You don’t have to join classes, although there is that option if you can get out of the house! Relaxation can take many forms, such as breathing exercises. Short meditation podcasts or videos, even a pamper evening with a candlelit bath are all possible!
Reading can help take your mind away from the day and transport your worries away for a time. Grab books from thrift stores, exchange with friends, and apps like Kindle have thousands of free, or cheap, ebooks to read.
YouTube has a wealth of guided meditations and such, for many types of worries and stress, and even may help you have a deeper sleep.
Taking time out to create a journal can help a lot of people, just getting your thoughts and feelings on a page can provide a source of mental alleviation. Whether you prefer good old-fashioned pen and paper or a readily accessible app, this can stop those nighttime worries.
This can help particularly to track other resolutions and see just how well you are doing or assess why you may have had that ‘bad’ day and make necessary changes.
Should I Just Not Bother?
It has to be said, everyone has divided opinions on this matter from the ‘new year, fresh start’ camp to the ‘why does it have to be New year’ camp.
One way of looking at this is, if you never set a goal, how will you progress and achieve one? Alternatively, does it have to New Year to make that change? If, at any point in the year, you feel ‘ready’ to do something, just do it. You will achieve nothing by waiting until the new year and not embracing changes when you are ready to begin right now in, for example, September
The secret probably lies in making it a resolution to begin on any date that you are ready. If you have spent time doing research before New Year, and feel January 1st is the day, then great! Maybe January 21st is better for the next person, or May 7th.
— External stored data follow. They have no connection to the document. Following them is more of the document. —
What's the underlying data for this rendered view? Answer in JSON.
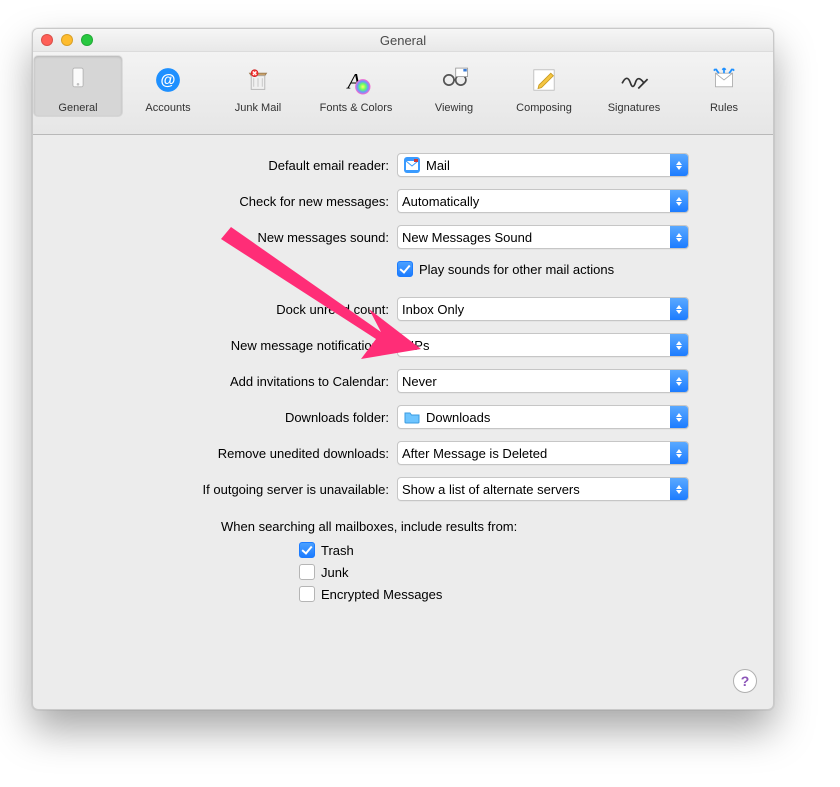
{
  "window": {
    "title": "General"
  },
  "toolbar": {
    "tabs": [
      {
        "label": "General"
      },
      {
        "label": "Accounts"
      },
      {
        "label": "Junk Mail"
      },
      {
        "label": "Fonts & Colors"
      },
      {
        "label": "Viewing"
      },
      {
        "label": "Composing"
      },
      {
        "label": "Signatures"
      },
      {
        "label": "Rules"
      }
    ]
  },
  "settings": {
    "default_reader": {
      "label": "Default email reader:",
      "value": "Mail"
    },
    "check_messages": {
      "label": "Check for new messages:",
      "value": "Automatically"
    },
    "new_sound": {
      "label": "New messages sound:",
      "value": "New Messages Sound"
    },
    "play_sounds": {
      "label": "Play sounds for other mail actions",
      "checked": true
    },
    "dock_unread": {
      "label": "Dock unread count:",
      "value": "Inbox Only"
    },
    "notifications": {
      "label": "New message notifications:",
      "value": "VIPs"
    },
    "invitations": {
      "label": "Add invitations to Calendar:",
      "value": "Never"
    },
    "downloads_folder": {
      "label": "Downloads folder:",
      "value": "Downloads"
    },
    "remove_downloads": {
      "label": "Remove unedited downloads:",
      "value": "After Message is Deleted"
    },
    "outgoing_server": {
      "label": "If outgoing server is unavailable:",
      "value": "Show a list of alternate servers"
    }
  },
  "search": {
    "header": "When searching all mailboxes, include results from:",
    "trash": {
      "label": "Trash",
      "checked": true
    },
    "junk": {
      "label": "Junk",
      "checked": false
    },
    "encrypted": {
      "label": "Encrypted Messages",
      "checked": false
    }
  },
  "help": "?"
}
Whenever you begin your change and you start to hit the small goals on the way to your ultimate goal, that is what gives you the boost you need to continue. It is not time-of-year dependent!
One thing to remember is that if you really don’t want to do it, just don’t. It is almost impossible to change something you really don’t want to change. You need a very determined reason to change something, such as giving up smoking. There has to be a significant part of you that yearns for the change, and solid reasons why you should implement the change. Just because you feel you should isn’t going to be enough of a reason to get you through. Keep chipping away until the ‘why’ becomes strong enough to act on!